Tuesday 31 October 2023


 The implosion of European society and civilization, let alone civility, is something that we were decrying already fourteen years ago on this Blog. Nietzsche saw right: sooner rather than later, the values of Christianity would lead to a cannibalistic feast of guilt and penitence and further to a lunge for atonement that would enervate and emasculate the European will  to power - with the consequent unstoppable spread of defeatism hiding as pacifism, the meekness of lambs allowing themselves to be enslaved and then slaughtered by the Muslim Beast, that we are fretfully witnessing now.

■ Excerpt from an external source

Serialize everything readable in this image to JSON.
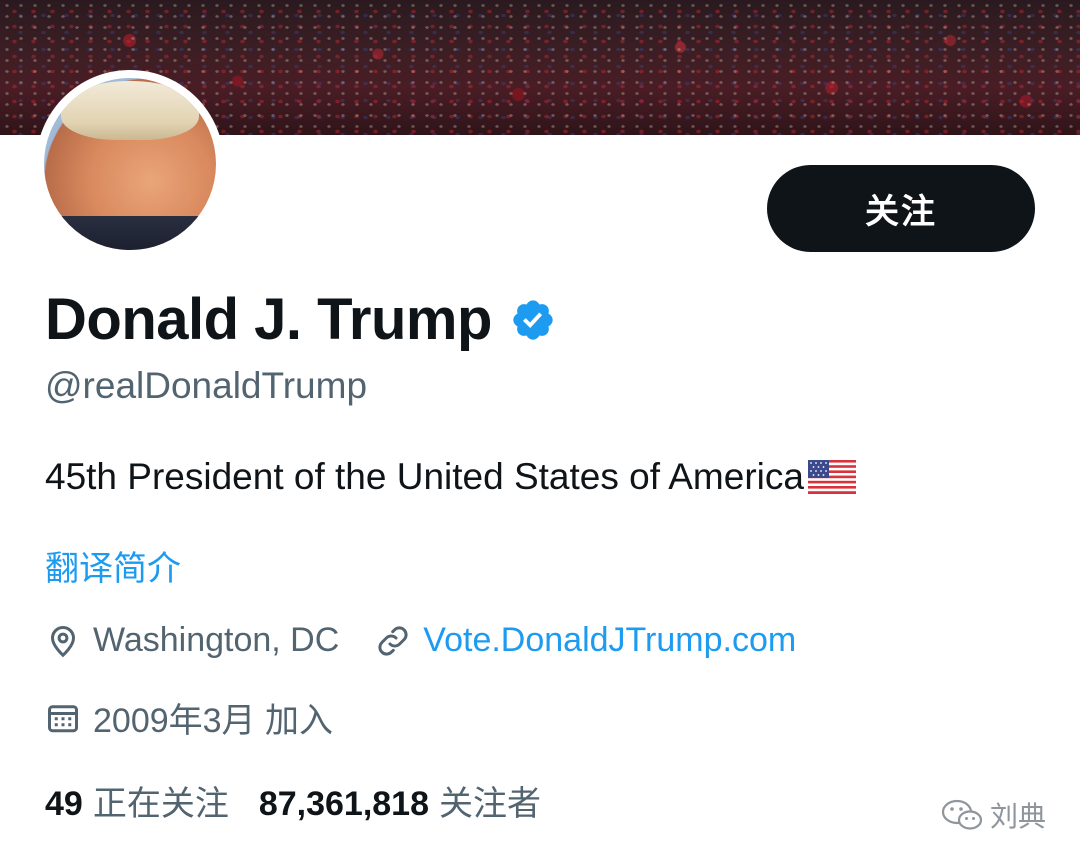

It seems almost bizarre if not paradoxical for us to concede with apprehension and fear that only the coming to power of extreme right-wing powers in Europe can save it from its frantic suicidal, Christian-induced hankering for the politics of atonement.

Middle East War Becomes a European Crisis


This is the rotten fruit of decades of mismanaged immigration and a mealy-mouthed failure to reckon with the limits of multiculturalism. Most of the perpetrators aren’t white nationalists. Nor, although the useful idiots of the upper-middle-class left clog the streets and the airwaves, are they environmental catastrophists, angry vegans, or adepts of the trans cult. They are Europe’s fastest-growing religious minority, and its largest bloc of social conservatives: Muslims.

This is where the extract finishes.